Bond Types
Government Bonds

The Government issues treasury bills are the most actively traded zero-coupon debt instrument and are issued every two weeks in 91-, 182-, and 364-day maturities. Treasury bills are issued either through competitive English auctions or non-competitive bids. In 3Q11, the auction sizes of 91-, 182- and 364-day maturities are PHP2, PHP3 and PHP4 billion, respectively.

Fixed-rate treasury notes (FXTNs) are standard government issues offered by the Bureau of the Treasury at 2-, 3-, 4-, 5-, 7-, 10-, 20- or 25-year maturities with fixed-rate, semi-annual coupons. Auctions for new issues/series of FXTNs are conducted under the Dutch system. Auctions for re-issued FXTNs are through competitive English auctions. In 2011, the auction size of FXTNs is 9 billion per issue.

There are also benchmark bonds (aka large-issued/jumbo bonds), which are the result of bond exchanges/swaps. These have the same features with FXTNs. Under the bond exchange, existing holders of FXTNs are invited to surrender their current FXTNs in exchange for a new bond with longer tenor.  The new bond is expected to have better liquidity and depth. Benchmark bond sizes range from PHP30 billion to PHP255 billion.

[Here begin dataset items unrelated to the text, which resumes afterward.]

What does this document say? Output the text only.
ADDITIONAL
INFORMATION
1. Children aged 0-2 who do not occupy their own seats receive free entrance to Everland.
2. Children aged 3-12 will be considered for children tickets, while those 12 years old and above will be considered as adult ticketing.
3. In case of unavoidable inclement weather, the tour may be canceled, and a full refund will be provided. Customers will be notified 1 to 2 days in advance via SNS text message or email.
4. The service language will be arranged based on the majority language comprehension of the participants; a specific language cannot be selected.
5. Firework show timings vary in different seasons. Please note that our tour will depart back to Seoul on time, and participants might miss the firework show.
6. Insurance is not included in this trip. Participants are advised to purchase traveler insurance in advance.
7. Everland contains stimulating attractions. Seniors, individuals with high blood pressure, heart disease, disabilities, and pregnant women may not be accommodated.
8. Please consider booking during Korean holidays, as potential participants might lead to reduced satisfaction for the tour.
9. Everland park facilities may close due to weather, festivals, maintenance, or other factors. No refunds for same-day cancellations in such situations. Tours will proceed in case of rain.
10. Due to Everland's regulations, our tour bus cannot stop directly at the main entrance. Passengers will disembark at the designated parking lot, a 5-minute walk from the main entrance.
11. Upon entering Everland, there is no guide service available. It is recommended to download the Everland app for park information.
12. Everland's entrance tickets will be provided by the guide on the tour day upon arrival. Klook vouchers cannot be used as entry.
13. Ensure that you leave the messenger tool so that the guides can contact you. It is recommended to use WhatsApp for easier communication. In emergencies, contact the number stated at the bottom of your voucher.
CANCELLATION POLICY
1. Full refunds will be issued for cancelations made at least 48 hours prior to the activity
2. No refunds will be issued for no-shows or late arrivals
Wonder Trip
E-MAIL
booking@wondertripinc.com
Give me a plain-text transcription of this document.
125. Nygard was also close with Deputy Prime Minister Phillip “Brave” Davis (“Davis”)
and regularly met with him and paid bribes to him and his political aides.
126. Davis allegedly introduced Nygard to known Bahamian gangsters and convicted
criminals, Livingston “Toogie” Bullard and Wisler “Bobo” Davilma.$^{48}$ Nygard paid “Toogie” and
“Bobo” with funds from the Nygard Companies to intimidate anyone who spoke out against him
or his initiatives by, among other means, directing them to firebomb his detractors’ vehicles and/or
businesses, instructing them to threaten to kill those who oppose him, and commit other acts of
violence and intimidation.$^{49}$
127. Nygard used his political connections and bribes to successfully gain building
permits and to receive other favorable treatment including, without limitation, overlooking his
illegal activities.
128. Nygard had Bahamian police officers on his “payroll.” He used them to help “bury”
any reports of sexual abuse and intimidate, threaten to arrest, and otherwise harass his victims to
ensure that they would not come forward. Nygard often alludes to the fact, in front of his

Retail treasury bonds are government securities that are issued to small individual investors in smaller denominations with frequent, fixed-rate coupon payments. These instruments carry a term of more than one year and can be traded in the secondary market. Retail treasury bonds are issued to underwriters instead of primary dealers. Issue sizes range from PHP20 billion to PHP40 billion. In April 2010, the government began selling multicurrency retail treasury bonds to enable Filipinos to invest in foreign-currency denominated government securities at an affordable minimum denomination of USD100 or EUR100.

Corporate Bonds

Commercial paper comprises mostly floating rate debt instruments issued by leading companies. Prior to the enactment of the new Documentary Stamp Tax Act in February 2004, the private sector preferred issues of commercial paper as a substitute for corporate bonds. These earlier forms of commercial paper had maturities of up to seven years.